For the IMF, the result will be clear: “In short, the worst is yet to come, and for many people, 2023 will feel like a recession”. While the economy is set to grow 3.2% this year, that growth is expected to slow to 2.7%. These figures are far below what the IMF had predicted earlier this year, and they blame interest rate hikes for slower growth. According to the IMF’s chief economist, “We’re expecting about a third of the global economy to be in a technical recession”, and they define a “technical recession” as an economy that contracts for two consecutive quarters. Unfortunately, many experts are expecting even worse results. Bloomberg surveyed a large number of economists, and then averaged their responses. They expect 2.9% global growth in 2022, followed by 2.5% next year. The United States, China, and the eurozone are all slowing, and those slowdowns will have cascading effects throughout the world.

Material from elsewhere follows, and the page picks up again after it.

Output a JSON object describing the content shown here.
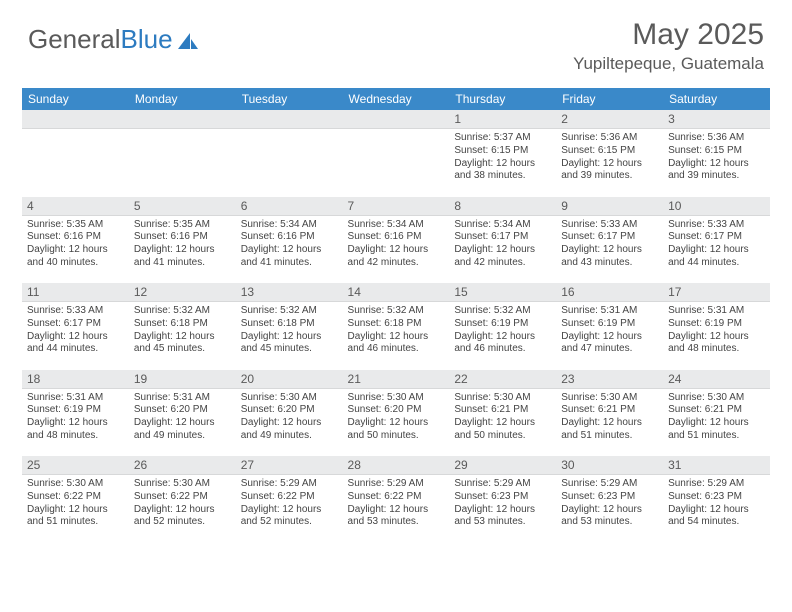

Lately, the United States has had things relatively good, since lower gasoline prices have meant inflationary relief throughout the country. But with OPEC’s “October surprise” decision to curb production, that relief does not seem like it will last. Europe has been reliant on Russia for energy, which has been fraught with tension, to say the least. While tourism has been keeping many European economies afloat, manufacturing has slowed considerably. And China’s ZERO COVID policy has been one of the worst economic policies of all time. No matter where the IMF looks, things are looking grim.